Linux Server File Delete Policy

  devops, linux

Disk space full

Since Linux has no recycle bin function, all files to be deleted on the online server will be moved to the system /tmp directory first, and then the data in the /tmp directory will be cleaned regularly. There is no problem with this policy itself, but the check shows that there is no separate partition of /tmp in the system partition of this server, so the data under /tmp actually takes up the space of the root partition. Since the problem has been found, it is sufficient to delete some data files that occupy a large space under the /tmp directory and check the three largest data files under /tmp.

du -sh /tmp/* | sort -nr | head -3 

Looking at the first three largest data files under /tmp, I found a 66GB file access_log in the /tmp directory through command output. this file should be an access log file generated by Apache. judging from the log size, it should be a long time since Apache log file was cleaned up. it is basically determined that the root space caused by this file is full. after confirming that this file can be deleted, perform the following deletion operation:

rm /tmp/access_log 

Then check whether the system root partition space has been released. From the output, we can see that the root partition space is still not released. What is this?

Deleting file space does not free up

Generally speaking, there will be no case where the space is not released after deleting a file, but there are exceptions, such as the file is locked by a process, or a process has been writing data to the file, etc. To understand this problem, it is necessary to know the storage mechanism and structure of the file under Linux.

The data and pointer part of the file

The storage of a file in the file system is divided into two parts: a data part and a pointer part. The pointer is located in meta-data of the file system. After the data is deleted, the pointer is cleared from meta-data, while the data part is stored in disk. After the pointer corresponding to the data is cleared from meta-data, the space occupied by the data part of the file can be overwritten and new contents can be written. the reason why the space has not been released after deleting the access_log file is that the httpd process is still writing contents to the file, resulting in the deletion of the access_log file, but the pointer part corresponding to the file has not been cleared from meta-data due to process locking, and the system kernel thinks that the file has not been deleted because the pointer has not been deleted.
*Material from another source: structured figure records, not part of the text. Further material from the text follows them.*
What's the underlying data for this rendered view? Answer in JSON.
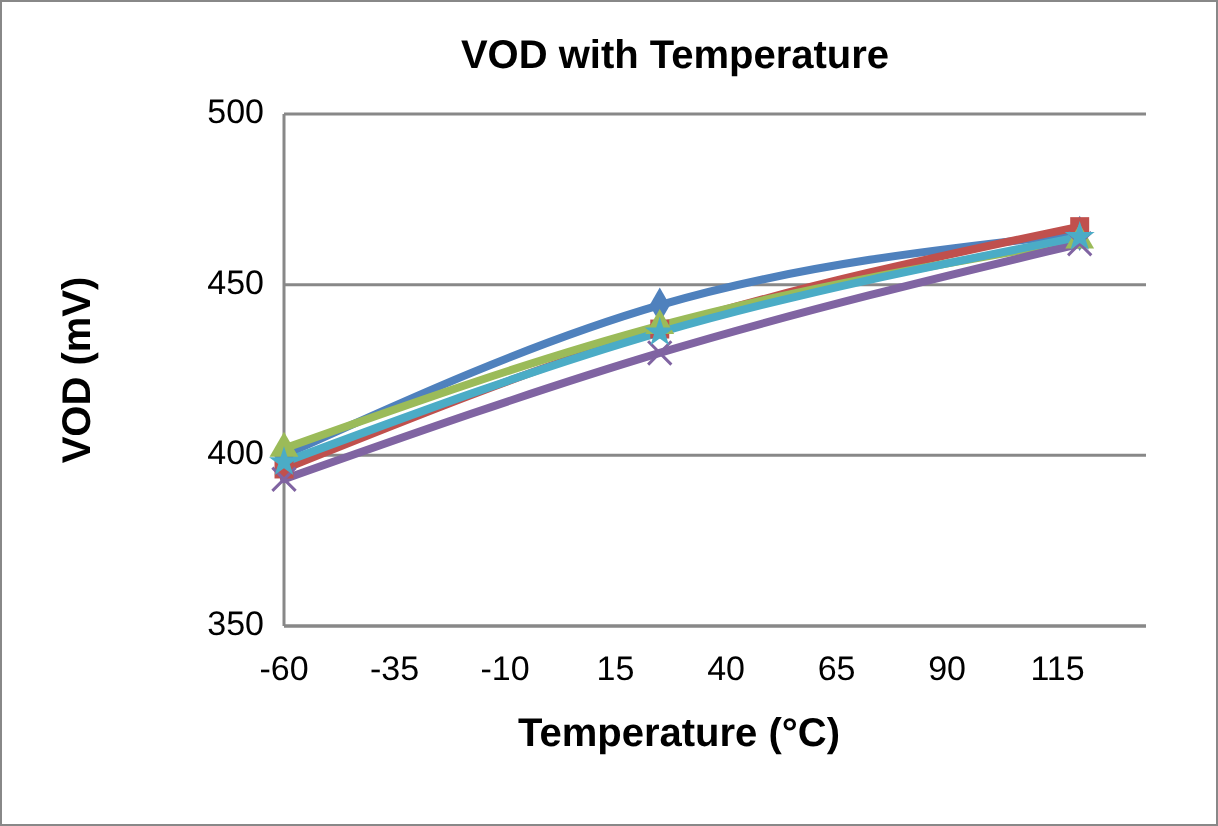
{
  "chart_data": {
    "type": "line",
    "title": "VOD with Temperature",
    "xlabel": "Temperature (°C)",
    "ylabel": "VOD (mV)",
    "x": [
      -60,
      25,
      120
    ],
    "xlim": [
      -60,
      135
    ],
    "xticks": [
      -60,
      -35,
      -10,
      15,
      40,
      65,
      90,
      115
    ],
    "ylim": [
      350,
      500
    ],
    "yticks": [
      350,
      400,
      450,
      500
    ],
    "grid": "y",
    "series": [
      {
        "color": "#4f81bd",
        "marker": "diamond",
        "values": [
          400,
          444,
          465
        ]
      },
      {
        "color": "#c0504d",
        "marker": "square",
        "values": [
          396,
          437,
          467
        ]
      },
      {
        "color": "#9bbb59",
        "marker": "triangle",
        "values": [
          402,
          438,
          463
        ]
      },
      {
        "color": "#8064a2",
        "marker": "cross",
        "values": [
          393,
          430,
          462
        ]
      },
      {
        "color": "#4bacc6",
        "marker": "star",
        "values": [
          398,
          436,
          464
        ]
      }
    ]
  }
}
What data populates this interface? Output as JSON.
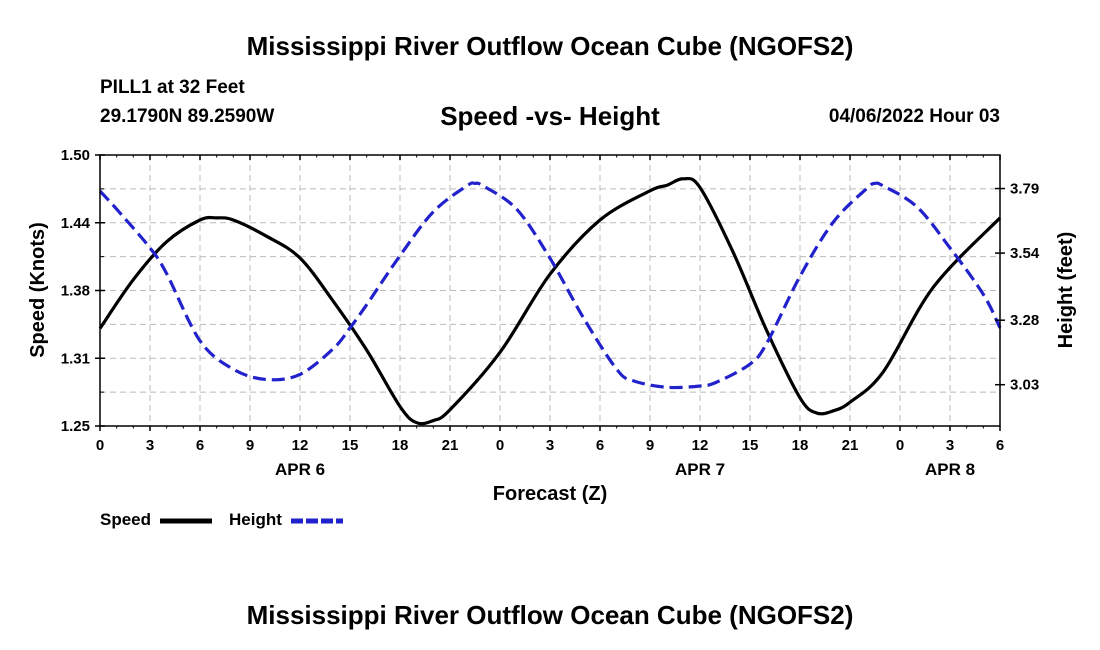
{
  "page_title": "Mississippi River Outflow Ocean Cube (NGOFS2)",
  "footer_title": "Mississippi River Outflow Ocean Cube (NGOFS2)",
  "station": {
    "name": "PILL1 at 32 Feet",
    "coords": "29.1790N  89.2590W",
    "forecast_time": "04/06/2022 Hour 03"
  },
  "chart_data": {
    "type": "line",
    "title": "Speed -vs- Height",
    "xlabel": "Forecast (Z)",
    "ylabel_left": "Speed (Knots)",
    "ylabel_right": "Height (feet)",
    "x_range_hours": [
      0,
      54
    ],
    "x_tick_step_hours": 3,
    "x_tick_labels": [
      "0",
      "3",
      "6",
      "9",
      "12",
      "15",
      "18",
      "21",
      "0",
      "3",
      "6",
      "9",
      "12",
      "15",
      "18",
      "21",
      "0",
      "3",
      "6"
    ],
    "date_labels": [
      {
        "label": "APR 6",
        "hour": 12
      },
      {
        "label": "APR 7",
        "hour": 36
      },
      {
        "label": "APR 8",
        "hour": 51
      }
    ],
    "y_left": {
      "range": [
        1.25,
        1.5
      ],
      "ticks": [
        "1.25",
        "1.31",
        "1.38",
        "1.44",
        "1.50"
      ],
      "tick_values": [
        1.25,
        1.3125,
        1.375,
        1.4375,
        1.5
      ]
    },
    "y_right": {
      "range": [
        2.87,
        3.92
      ],
      "ticks": [
        "3.03",
        "3.28",
        "3.54",
        "3.79"
      ],
      "tick_values": [
        3.03,
        3.28,
        3.54,
        3.79
      ]
    },
    "grid": true,
    "series": [
      {
        "name": "Speed",
        "axis": "left",
        "color": "#000000",
        "dash": "solid",
        "x": [
          0,
          2,
          4,
          6,
          7,
          8,
          10,
          12,
          14,
          16,
          18,
          19,
          20,
          21,
          24,
          27,
          30,
          33,
          34,
          35,
          36,
          38,
          40,
          42,
          43,
          44,
          45,
          47,
          50,
          54
        ],
        "values": [
          1.34,
          1.385,
          1.42,
          1.44,
          1.442,
          1.44,
          1.425,
          1.405,
          1.365,
          1.32,
          1.268,
          1.253,
          1.255,
          1.265,
          1.318,
          1.39,
          1.44,
          1.467,
          1.472,
          1.478,
          1.47,
          1.41,
          1.338,
          1.276,
          1.262,
          1.264,
          1.272,
          1.3,
          1.378,
          1.442
        ]
      },
      {
        "name": "Height",
        "axis": "right",
        "color": "#2222cc",
        "dash": "dashed",
        "x": [
          0,
          1,
          3,
          4,
          6,
          8,
          10,
          12,
          14,
          15,
          16,
          18,
          20,
          22,
          22.5,
          23,
          25,
          27,
          29,
          31,
          32,
          34,
          36,
          37,
          39,
          40,
          42,
          44,
          46,
          46.5,
          47,
          49,
          51,
          53,
          54
        ],
        "values": [
          3.78,
          3.71,
          3.56,
          3.46,
          3.2,
          3.09,
          3.05,
          3.07,
          3.17,
          3.25,
          3.34,
          3.53,
          3.7,
          3.8,
          3.81,
          3.8,
          3.71,
          3.52,
          3.29,
          3.09,
          3.045,
          3.02,
          3.025,
          3.04,
          3.11,
          3.19,
          3.45,
          3.66,
          3.79,
          3.81,
          3.8,
          3.72,
          3.56,
          3.38,
          3.25
        ]
      }
    ],
    "legend": [
      {
        "label": "Speed",
        "color": "#000000",
        "dash": "solid"
      },
      {
        "label": "Height",
        "color": "#2222cc",
        "dash": "dashed"
      }
    ],
    "legend_position": "bottom-left"
  }
}
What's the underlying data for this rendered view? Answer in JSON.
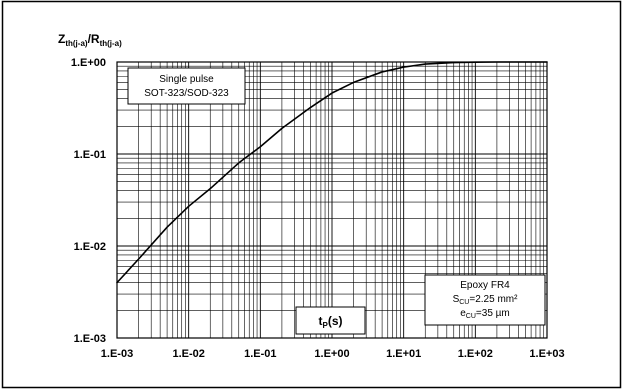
{
  "chart_data": {
    "type": "line",
    "title": "",
    "scale": {
      "x": "log",
      "y": "log"
    },
    "xlim": [
      0.001,
      1000
    ],
    "ylim": [
      0.001,
      1
    ],
    "grid": true,
    "xticks": [
      "1.E-03",
      "1.E-02",
      "1.E-01",
      "1.E+00",
      "1.E+01",
      "1.E+02",
      "1.E+03"
    ],
    "yticks": [
      "1.E-03",
      "1.E-02",
      "1.E-01",
      "1.E+00"
    ],
    "ylabel": {
      "main": "Z",
      "sub1": "th(j-a)",
      "sep": "/R",
      "sub2": "th(j-a)"
    },
    "xlabel": {
      "main": "t",
      "sub": "P",
      "tail": "(s)"
    },
    "series": [
      {
        "name": "",
        "x": [
          0.001,
          0.002,
          0.005,
          0.01,
          0.02,
          0.05,
          0.1,
          0.2,
          0.5,
          1,
          2,
          5,
          10,
          20,
          50,
          100,
          200,
          500,
          1000
        ],
        "y": [
          0.004,
          0.0072,
          0.016,
          0.027,
          0.042,
          0.08,
          0.12,
          0.19,
          0.32,
          0.46,
          0.6,
          0.78,
          0.88,
          0.95,
          0.985,
          0.995,
          1.0,
          1.0,
          1.0
        ]
      }
    ],
    "annotations": [
      {
        "id": "pulse",
        "lines": [
          "Single pulse",
          "SOT-323/SOD-323"
        ]
      },
      {
        "id": "board",
        "line1": "Epoxy FR4",
        "line2": {
          "main": "S",
          "sub": "CU",
          "tail": "=2.25 mm²"
        },
        "line3": {
          "main": "e",
          "sub": "CU",
          "tail": "=35 µm"
        }
      }
    ]
  }
}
Find the list of deleted files occupied by the application

Therefore, since the query space through df command has not been released, and since there is a way to solve the problem, then let’s see if any process has been writing data to the access_log file. Here, lsof command under Linux is needed. Through this command, a list of deleted files still occupied by the application program can be obtained:

lsof | grep delete

As can be seen from the output results, the /tmp/access_log file is locked by the process httpd, and the httpd process has been writing log data to this file. From column 7, it can be seen that this log file is about 70GB in size, while the total size of the system root partition is only 100GB. Therefore, this file is the main culprit causing the system root partition space to run out. The “deleted” status in the last column indicates that this log file has been deleted, but space has not been freed because the process is still writing data to this file.

Empty files correctly

There are many ways to solve this kind of problem. The simplest way is to shut down or restart the httpd process. Of course, you can restart the operating system, but these are not the best methods. The best way to free up the disk space occupied by the file is to empty the file online, which can be done by the following command:

[root@localhost ~]# echo " " >/tmp/access_log 

This method can not only release disk space immediately, but also ensure the process to continue writing logs to files. This method is often used to clean log files generated by Apache, Tomcat, Nginx and other Web services online.